O problema é que as cabeças dos que mandam na vida musical sinfônica brasileira, com raras exceções, estão demorando para se atentar aos novos tempos. Agem como Toscaninis e Karajans. O método não funciona mais. Num momento em que as orquestras européias e americanas tentam se reinventar, ainda se aplica aqui uma receita com data de validade vencida. Filarmônicas como as de Los Angeles, Nova York e Berlim tornam disponíveis seus concertos na internet e chegam a ter selos próprios (caso da Sinfônica de Londres). Querem sangue novo. Escolhem regentes jovens, de menos de 30 anos, como a Filarmônica de Los Angeles acaba de fazer com o venezuelano Gustavo Dudamel.

O poder público dificilmente continuará apostando em projetos musicais, mesmo de celebrada qualidade artística, que atingem poucos. Mesmo quando se tem 11 mil assinantes, como é o caso da Osesp. Ainda assim, eles custam caro em relação a um orçamento anual acima de R$ 50 milhões. O Metropolitan de Nova York monta esquemas para transmissão simultânea de suas montagens líricas para cinemas de cidades americanas em tempo real.
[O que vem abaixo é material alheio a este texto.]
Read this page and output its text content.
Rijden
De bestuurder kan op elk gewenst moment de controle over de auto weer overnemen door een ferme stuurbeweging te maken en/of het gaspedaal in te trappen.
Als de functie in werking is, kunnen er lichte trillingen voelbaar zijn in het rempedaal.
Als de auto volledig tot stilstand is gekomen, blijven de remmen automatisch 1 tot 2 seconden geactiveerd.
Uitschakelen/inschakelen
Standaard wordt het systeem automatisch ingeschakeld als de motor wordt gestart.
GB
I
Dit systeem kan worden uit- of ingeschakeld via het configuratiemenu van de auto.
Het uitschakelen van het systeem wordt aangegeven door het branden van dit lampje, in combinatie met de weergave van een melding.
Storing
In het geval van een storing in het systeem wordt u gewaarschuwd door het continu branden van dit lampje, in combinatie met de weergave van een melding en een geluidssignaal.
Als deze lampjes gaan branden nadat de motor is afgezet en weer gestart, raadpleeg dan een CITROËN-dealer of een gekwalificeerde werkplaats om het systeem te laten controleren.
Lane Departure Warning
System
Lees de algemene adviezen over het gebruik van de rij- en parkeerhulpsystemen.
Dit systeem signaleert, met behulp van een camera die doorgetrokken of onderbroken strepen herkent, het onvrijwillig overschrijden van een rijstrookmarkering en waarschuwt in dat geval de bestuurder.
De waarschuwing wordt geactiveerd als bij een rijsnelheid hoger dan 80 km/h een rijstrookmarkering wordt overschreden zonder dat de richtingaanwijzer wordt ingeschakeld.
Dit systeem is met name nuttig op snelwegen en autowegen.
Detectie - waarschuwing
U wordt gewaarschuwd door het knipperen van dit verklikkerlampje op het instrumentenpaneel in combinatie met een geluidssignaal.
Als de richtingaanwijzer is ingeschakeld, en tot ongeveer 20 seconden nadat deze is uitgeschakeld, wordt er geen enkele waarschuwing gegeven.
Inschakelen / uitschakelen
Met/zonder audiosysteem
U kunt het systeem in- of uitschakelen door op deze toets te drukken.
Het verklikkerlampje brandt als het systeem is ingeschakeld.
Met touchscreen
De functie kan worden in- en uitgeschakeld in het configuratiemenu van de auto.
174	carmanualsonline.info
Festivais como os de Lugano, comandado por Martha Argerich, e de Aspen, nos EUA, tornam disponíveis a audição online da íntegra de todos os concertos na internet. Esses são esforços importantes e viáveis para atingir públicos maiores. E não custam caro.
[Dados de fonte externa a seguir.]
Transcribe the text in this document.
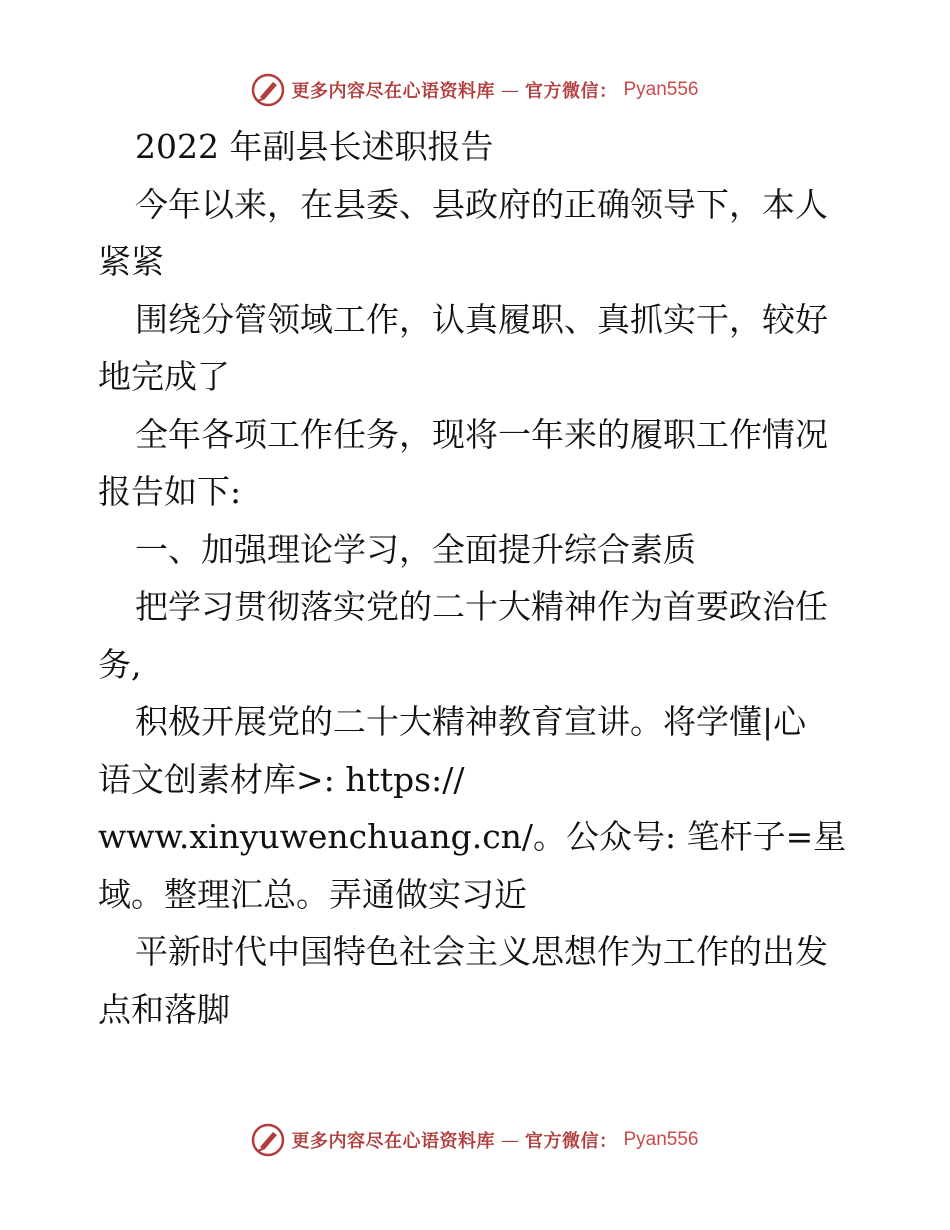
更多内容尽在心语资料库 — 官方微信： Pyan556
2022 年副县长述职报告
今年以来，在县委、县政府的正确领导下，本人
紧紧
围绕分管领域工作，认真履职、真抓实干，较好
地完成了
全年各项工作任务，现将一年来的履职工作情况
报告如下:
一、加强理论学习，全面提升综合素质
把学习贯彻落实党的二十大精神作为首要政治任
务,
积极开展党的二十大精神教育宣讲。将学懂|心
语文创素材库>: https://
www.xinyuwenchuang.cn/。公众号: 笔杆子=星
域。整理汇总。弄通做实习近
平新时代中国特色社会主义思想作为工作的出发
点和落脚
更多内容尽在心语资料库 — 官方微信： Pyan556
O round mais recente da cena musical ocorrerá neste mês. De um lado, o Festival de Campos do Jordão, sob a batuta de Minczuk. Serão 50 concertos públicos na Serra da Mantiqueira, a partir deste fim de semana, reunindo estrelas brasileiras, como o pianista Nelson Freire e o violoncelista Antonio Meneses, e internacionais, como os maestros Kurt Masur e Ronald Zollman. De outro, o projeto Osesp Itinerante, que leva concertos ao ar livre, com o próprio Neschling, ao interior do Estado. Desde quinta-feira e até o fim deste mês, serão 54 eventos com a estimativa de público de 72 mil pessoas. Quem vencerá? Com certeza, a população. Às vezes, as brigas podem não acabar bem para os interessados diretos, mas provocam o efeito contrário e geram benefícios públicos. A música agradece.